Alevi cemevis places of worship, no matter what state says: Minister
Ömer Şahin ANKARA - Radikal
Customs Minister Hayati Yazıcı has said cemevis could benefit from the public advantages that other houses of worship like mosques have been already granted, without a need for a change in the law. AA photo
Customs Minister Hayati Yazıcı has opposed his own government’s refusal to recognize Alevi cemevis as places of worship, saying it was not the state’s job to define the status of religious spaces.“In my opinion, if our Alevi citizens call a cemevi a house of worship, they shall call it. I don’t think it’s the state’s right to call what is a place of worship and what is not. Individuals and the community decide that,” Yazıcı told daily Radikal in an interview published today.

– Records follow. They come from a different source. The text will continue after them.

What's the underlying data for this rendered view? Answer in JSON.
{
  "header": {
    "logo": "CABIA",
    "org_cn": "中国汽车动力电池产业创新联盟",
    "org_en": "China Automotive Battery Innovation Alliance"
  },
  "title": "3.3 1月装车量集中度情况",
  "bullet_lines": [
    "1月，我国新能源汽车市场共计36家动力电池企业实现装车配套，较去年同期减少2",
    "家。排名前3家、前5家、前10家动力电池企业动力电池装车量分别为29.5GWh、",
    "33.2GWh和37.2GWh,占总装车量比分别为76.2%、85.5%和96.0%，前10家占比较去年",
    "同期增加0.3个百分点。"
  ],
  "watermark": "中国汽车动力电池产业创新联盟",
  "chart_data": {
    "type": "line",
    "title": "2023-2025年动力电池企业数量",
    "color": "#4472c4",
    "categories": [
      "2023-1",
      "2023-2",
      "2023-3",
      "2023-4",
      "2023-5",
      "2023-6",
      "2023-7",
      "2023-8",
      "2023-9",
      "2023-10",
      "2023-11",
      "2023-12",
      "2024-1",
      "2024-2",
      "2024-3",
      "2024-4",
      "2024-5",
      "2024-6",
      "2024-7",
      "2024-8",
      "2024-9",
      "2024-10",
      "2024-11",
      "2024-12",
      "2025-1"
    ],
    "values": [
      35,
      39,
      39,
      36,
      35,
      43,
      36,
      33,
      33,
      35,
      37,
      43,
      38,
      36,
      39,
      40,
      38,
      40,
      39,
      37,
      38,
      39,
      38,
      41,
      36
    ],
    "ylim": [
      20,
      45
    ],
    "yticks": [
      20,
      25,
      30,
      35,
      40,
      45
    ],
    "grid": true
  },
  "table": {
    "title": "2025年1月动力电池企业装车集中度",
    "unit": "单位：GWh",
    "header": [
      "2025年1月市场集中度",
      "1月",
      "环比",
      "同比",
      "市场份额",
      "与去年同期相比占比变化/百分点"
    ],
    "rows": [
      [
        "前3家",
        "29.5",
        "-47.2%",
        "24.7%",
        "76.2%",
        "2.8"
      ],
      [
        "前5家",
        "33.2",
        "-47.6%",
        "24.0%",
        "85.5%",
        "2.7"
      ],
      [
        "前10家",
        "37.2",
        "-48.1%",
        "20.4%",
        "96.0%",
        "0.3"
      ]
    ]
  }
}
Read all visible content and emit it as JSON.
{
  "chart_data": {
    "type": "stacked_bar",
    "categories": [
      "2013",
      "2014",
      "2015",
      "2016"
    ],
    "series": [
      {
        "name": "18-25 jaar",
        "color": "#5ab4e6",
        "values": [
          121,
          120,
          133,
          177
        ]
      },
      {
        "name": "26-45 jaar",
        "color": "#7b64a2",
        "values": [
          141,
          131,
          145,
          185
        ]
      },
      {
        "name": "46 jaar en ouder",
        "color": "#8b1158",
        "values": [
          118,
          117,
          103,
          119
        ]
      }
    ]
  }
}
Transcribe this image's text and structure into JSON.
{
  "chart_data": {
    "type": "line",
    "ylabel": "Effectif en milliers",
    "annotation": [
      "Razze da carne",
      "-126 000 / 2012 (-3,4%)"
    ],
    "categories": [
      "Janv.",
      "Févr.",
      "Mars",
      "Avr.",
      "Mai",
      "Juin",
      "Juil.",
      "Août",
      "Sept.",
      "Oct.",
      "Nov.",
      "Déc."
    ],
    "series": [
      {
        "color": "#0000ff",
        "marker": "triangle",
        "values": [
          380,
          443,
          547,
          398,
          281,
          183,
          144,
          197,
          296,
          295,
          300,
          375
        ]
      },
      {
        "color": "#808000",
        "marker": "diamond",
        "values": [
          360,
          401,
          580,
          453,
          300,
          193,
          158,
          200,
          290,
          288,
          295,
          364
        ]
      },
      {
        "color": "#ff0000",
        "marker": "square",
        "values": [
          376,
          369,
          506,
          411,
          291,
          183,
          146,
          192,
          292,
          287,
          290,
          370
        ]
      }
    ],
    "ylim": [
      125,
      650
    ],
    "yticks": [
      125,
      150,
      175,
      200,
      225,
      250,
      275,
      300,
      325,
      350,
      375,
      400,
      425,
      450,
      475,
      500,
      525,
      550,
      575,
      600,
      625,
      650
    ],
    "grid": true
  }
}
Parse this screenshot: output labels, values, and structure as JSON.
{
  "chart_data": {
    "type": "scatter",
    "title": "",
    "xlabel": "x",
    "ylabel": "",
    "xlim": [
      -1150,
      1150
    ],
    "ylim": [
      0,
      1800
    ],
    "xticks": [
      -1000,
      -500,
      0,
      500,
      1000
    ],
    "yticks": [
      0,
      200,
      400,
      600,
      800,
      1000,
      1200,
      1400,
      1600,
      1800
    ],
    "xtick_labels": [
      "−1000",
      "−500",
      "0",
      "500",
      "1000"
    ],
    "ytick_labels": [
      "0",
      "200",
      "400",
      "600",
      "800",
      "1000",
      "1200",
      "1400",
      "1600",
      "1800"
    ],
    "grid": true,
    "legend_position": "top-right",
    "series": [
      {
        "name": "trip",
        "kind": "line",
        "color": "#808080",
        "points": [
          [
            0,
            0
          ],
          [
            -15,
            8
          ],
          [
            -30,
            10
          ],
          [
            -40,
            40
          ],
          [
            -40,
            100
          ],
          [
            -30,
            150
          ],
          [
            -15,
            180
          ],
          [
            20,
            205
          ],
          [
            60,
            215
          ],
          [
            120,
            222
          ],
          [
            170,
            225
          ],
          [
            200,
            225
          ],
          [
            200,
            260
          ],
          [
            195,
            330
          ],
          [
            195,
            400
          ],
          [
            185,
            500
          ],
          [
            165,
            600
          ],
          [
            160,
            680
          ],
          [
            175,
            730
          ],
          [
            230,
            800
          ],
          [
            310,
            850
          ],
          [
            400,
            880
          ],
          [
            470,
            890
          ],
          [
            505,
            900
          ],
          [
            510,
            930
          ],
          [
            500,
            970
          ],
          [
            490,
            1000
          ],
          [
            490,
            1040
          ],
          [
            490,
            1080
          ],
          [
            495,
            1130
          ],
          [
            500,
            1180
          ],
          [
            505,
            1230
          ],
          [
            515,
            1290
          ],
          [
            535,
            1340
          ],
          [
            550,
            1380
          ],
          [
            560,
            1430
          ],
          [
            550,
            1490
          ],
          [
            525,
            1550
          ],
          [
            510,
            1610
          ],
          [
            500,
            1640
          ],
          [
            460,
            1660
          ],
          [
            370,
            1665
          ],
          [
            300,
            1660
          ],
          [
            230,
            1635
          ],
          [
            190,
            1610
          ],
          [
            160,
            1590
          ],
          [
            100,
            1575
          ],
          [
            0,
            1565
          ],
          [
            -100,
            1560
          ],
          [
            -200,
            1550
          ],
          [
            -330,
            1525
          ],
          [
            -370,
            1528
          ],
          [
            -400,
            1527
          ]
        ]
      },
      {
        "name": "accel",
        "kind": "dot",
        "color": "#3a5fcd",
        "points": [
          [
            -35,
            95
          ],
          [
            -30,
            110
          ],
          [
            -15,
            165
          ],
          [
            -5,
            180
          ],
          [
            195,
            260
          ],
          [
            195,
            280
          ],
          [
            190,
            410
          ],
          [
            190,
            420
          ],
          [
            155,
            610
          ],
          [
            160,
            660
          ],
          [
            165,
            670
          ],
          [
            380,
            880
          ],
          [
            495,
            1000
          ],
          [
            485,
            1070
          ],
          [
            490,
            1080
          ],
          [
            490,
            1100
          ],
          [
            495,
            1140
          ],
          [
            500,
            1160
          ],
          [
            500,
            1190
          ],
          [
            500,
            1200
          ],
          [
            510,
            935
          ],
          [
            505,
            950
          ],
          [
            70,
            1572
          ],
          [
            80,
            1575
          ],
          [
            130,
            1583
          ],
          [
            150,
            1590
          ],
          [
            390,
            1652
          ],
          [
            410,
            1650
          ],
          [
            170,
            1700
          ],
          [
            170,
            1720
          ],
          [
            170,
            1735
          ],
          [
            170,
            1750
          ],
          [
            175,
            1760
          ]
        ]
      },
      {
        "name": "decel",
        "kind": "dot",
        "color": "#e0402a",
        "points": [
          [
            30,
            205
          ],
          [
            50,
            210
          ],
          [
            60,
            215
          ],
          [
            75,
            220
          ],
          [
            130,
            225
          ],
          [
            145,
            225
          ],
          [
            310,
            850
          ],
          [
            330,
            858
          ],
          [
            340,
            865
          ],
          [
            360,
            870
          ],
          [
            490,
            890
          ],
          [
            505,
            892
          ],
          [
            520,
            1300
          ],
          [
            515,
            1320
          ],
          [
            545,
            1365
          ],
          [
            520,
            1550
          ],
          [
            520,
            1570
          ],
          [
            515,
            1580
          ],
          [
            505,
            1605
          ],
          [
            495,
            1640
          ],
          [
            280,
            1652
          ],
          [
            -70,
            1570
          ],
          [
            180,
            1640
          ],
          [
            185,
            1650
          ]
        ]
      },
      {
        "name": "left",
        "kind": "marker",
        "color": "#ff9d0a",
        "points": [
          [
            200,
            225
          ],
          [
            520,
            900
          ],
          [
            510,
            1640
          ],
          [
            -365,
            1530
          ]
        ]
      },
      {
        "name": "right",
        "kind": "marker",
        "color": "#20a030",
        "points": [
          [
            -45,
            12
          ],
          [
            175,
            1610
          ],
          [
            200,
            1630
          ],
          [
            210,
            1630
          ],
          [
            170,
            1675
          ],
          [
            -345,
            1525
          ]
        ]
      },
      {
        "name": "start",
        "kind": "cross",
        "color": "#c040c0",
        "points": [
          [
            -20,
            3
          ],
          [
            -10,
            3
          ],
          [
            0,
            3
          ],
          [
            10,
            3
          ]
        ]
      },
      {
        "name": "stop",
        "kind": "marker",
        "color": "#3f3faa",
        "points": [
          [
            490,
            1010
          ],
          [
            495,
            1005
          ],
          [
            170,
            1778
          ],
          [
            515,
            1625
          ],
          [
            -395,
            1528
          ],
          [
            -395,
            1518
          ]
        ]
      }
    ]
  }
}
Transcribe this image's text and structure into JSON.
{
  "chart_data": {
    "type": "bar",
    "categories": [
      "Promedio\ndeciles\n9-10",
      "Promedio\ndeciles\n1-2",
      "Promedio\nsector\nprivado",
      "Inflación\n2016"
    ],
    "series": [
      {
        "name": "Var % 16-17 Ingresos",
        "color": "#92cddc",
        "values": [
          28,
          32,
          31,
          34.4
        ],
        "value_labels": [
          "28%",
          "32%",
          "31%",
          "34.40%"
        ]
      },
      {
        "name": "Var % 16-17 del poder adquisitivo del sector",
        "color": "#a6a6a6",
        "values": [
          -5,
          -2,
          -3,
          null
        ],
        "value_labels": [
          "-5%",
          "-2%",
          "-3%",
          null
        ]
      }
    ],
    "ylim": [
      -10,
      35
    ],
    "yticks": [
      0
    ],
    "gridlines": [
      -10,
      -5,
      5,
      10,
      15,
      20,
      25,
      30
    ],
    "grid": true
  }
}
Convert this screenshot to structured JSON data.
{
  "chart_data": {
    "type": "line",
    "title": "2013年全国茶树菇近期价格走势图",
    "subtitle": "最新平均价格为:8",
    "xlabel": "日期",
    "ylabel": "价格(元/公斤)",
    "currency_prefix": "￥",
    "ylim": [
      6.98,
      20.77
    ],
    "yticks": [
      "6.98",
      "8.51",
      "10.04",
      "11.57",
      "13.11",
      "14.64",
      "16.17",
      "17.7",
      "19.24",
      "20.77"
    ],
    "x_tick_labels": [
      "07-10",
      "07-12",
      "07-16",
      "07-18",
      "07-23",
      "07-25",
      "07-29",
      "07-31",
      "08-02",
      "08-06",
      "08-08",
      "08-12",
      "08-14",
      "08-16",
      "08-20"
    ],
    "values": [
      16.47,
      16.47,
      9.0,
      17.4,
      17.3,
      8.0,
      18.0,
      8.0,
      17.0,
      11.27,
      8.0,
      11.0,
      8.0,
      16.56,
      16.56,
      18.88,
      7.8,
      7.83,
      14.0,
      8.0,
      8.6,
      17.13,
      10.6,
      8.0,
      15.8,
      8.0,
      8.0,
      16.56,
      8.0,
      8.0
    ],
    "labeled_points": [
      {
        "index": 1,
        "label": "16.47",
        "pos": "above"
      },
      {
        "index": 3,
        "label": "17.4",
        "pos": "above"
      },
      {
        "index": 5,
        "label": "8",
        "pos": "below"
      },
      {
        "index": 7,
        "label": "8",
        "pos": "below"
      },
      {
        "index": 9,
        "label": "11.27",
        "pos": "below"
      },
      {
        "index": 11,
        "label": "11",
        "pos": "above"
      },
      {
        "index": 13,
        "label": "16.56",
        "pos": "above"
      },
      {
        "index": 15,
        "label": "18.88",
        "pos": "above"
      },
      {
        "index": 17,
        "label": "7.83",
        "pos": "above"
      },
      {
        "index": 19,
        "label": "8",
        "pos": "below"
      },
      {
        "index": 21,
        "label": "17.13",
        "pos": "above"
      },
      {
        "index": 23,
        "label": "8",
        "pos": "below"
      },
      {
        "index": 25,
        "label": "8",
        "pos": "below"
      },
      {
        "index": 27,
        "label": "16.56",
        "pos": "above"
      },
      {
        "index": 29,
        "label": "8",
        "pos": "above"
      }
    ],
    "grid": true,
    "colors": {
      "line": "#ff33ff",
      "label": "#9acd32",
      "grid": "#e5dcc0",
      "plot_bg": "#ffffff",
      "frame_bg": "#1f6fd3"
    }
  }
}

While recalling that a package aimed at resolving the Alevi community’s problems was being prepared by the government separate from the recently unveiled democracy package, the minister demonstrated his different stance from his party’s general stance on the cemevi issue.
Yazıcı said cemevis could benefit from the public advantages that other houses of worship like mosques have been already granted, without a need for a change in the law.
In a statement released last December, the Turkish Parliament said, “It is not possible to consider cemevis as places of worship, because Alevism, as part of Islam, cannot have a place of worship other than mosques and masjids.”
Similarly, Turkey’s Supreme Court of Appeals ruled on July 25, 2012, that only mosques and masjids could be considered places of worship, overruling a request to register a cemevi in Ankara as a house of worship despite opposing verdicts from the European Court of Human Rights (ECHR).
The ECHR said only the believers of a particular faith were fit to decide what a place of worship is.
The status of cemevis was expected to be addressed in the democracy package disclosed by the prime minister on Sept. 30, but the Alevi community expressed disappointment that the only measure for them was the decision to rename Nevşehir University as Hacı Bektaşi Veli University after a 13th-century Alevi philosopher.
Alevis had not previously demanded that the university be renamed.